„Mit der EZB ist das ganze Jahr Weihnachten“

von Redaktion

Kurz vor Weihnachten war es fast so weit: Mit 13 774 Punkten näherte sich der Deutsche Aktienindex Dax am Freitag im Corona-Krisenjahr bis auf 21 Punkte seinem Rekordstand vom 17. Februar. Das war der höchste Stand seit dem Beginn der Pandemie. Zur Erinnerung: Seit dem Jahrestief von 8255 Punkten am 16. März hat das deutsche Börsenbarometer mehr als 65 Prozent zugelegt.

Obwohl die Corona-Neuinfektionen hierzulande weiter extrem hoch sind und auch weltweit keine Entspannung zu erkennen ist; obwohl das Impfen länger dauern wird als erhofft; obwohl es einen erneuten Lockdown gibt; obwohl Ökonomen reihenweise ihre Wachstumsprognosen für 2021 nach unten korrigiert haben. Und obwohl es mit Blick auf den Brexit selbst 13 Tage vor dem Ende der Übergangsfrist immer noch keinen Vertrag gibt.

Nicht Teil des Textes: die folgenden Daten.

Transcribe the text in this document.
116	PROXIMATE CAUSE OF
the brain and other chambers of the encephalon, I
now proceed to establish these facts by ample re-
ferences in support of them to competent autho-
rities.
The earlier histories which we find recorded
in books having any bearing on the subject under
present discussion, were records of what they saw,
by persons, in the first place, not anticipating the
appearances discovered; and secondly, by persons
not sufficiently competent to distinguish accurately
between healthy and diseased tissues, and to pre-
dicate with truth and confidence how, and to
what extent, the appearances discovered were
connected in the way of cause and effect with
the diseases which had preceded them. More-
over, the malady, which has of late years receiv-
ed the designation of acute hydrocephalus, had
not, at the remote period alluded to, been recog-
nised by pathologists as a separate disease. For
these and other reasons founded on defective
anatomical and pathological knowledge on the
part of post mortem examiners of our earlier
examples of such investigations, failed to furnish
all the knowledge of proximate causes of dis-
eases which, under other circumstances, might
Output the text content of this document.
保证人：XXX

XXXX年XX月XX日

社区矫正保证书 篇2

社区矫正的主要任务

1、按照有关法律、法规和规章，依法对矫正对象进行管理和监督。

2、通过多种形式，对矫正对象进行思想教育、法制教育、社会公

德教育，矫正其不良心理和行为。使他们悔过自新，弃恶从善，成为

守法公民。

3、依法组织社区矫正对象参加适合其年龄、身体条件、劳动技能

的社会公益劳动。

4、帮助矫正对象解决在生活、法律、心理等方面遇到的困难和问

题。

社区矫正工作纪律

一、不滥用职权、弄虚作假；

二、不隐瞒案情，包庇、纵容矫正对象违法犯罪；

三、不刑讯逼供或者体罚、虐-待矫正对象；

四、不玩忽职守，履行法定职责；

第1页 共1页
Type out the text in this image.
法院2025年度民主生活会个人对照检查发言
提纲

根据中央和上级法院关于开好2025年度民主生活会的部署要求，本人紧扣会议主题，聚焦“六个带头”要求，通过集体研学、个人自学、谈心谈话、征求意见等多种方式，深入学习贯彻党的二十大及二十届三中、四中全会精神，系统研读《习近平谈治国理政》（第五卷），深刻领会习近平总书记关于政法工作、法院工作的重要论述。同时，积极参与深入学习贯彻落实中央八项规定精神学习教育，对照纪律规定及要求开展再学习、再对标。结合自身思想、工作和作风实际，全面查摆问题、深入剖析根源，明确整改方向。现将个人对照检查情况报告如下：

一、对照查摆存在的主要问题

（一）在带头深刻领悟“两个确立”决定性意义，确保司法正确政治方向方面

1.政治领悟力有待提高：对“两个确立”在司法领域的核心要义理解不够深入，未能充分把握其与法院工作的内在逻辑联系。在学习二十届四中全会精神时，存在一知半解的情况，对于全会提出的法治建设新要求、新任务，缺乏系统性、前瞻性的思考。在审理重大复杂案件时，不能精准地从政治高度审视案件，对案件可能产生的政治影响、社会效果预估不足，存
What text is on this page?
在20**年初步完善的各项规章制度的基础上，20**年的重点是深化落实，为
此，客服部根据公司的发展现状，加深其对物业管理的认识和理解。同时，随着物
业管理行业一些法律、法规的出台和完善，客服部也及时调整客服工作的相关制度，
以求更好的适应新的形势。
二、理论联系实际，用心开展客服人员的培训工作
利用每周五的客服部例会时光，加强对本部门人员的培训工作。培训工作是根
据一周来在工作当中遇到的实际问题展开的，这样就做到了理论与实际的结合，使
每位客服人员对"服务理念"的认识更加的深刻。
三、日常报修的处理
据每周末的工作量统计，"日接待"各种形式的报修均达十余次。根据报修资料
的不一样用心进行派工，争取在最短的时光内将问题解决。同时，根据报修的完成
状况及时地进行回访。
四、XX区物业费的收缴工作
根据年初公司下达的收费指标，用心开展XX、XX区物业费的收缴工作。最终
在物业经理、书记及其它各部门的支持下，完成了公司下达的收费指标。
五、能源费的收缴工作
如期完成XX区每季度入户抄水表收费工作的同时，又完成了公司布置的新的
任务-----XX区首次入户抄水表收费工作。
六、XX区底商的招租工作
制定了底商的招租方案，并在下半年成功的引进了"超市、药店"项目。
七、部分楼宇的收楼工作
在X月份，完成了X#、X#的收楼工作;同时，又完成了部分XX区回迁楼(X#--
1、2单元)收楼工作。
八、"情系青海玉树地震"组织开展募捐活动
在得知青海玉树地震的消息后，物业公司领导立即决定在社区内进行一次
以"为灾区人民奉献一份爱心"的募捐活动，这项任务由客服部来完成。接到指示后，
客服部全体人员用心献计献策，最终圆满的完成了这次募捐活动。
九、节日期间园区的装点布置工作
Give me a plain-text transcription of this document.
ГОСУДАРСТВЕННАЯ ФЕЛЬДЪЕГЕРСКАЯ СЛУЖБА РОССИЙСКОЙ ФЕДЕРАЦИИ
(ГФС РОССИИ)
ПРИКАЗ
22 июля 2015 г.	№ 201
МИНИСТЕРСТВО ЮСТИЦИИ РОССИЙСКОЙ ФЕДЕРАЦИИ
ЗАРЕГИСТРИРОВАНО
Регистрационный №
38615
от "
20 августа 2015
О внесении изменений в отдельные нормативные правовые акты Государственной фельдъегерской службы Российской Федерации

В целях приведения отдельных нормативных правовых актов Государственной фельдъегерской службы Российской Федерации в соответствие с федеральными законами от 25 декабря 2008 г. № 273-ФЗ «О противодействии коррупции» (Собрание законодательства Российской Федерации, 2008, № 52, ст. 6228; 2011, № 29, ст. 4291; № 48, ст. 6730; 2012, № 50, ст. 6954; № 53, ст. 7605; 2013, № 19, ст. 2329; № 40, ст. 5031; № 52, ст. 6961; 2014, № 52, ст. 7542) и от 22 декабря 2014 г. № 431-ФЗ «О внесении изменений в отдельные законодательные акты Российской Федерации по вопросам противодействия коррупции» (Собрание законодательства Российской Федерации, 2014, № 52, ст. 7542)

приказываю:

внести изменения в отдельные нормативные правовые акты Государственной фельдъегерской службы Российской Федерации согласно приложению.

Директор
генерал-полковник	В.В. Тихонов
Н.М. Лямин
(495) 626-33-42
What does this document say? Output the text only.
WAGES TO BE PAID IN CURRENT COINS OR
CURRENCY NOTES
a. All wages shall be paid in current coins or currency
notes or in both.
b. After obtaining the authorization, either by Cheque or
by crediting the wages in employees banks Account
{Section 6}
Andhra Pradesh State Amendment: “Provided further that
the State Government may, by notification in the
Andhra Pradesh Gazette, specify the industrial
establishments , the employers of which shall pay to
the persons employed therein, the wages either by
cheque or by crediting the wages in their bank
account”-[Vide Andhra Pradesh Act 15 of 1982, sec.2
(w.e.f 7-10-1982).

„Die aktuelle Corona-Lage widerspricht komplett den Finanzmärkten“, sagt denn auch Christian Apelt, Analyst bei der Landesbank Hessen-Thüringen. Und trotzdem gibt es weiter gute Gründe für die Aktienanlage: Dazu zählen die weiter sehr großzügigen Notenbanken. „Mit der Europäischen Zentralbank (EZB) ist das ganze Jahr Weihnachten“, sagt Robert Halver von der Baader Bank. Damit bleiben Sparanlagen und Anleihen weiter unattraktiv. Sie bescheren Anlegern und Investoren in vielen Fällen sogar nach Abzug der Inflation Verluste. In den USA verspricht der neue Präsident eine verlässlichere Politik, auch wenn Kontroversen bleiben. Aber Joe Biden wird wieder das Gespräch auch mit den Europäern suchen. Politik, Attacken und unwahre Behauptungen per Twitter durch den noch rund vier Wochen amtierenden Präsidenten haben dann ein Ende. Auch das weiß man an der Börse zu schätzen.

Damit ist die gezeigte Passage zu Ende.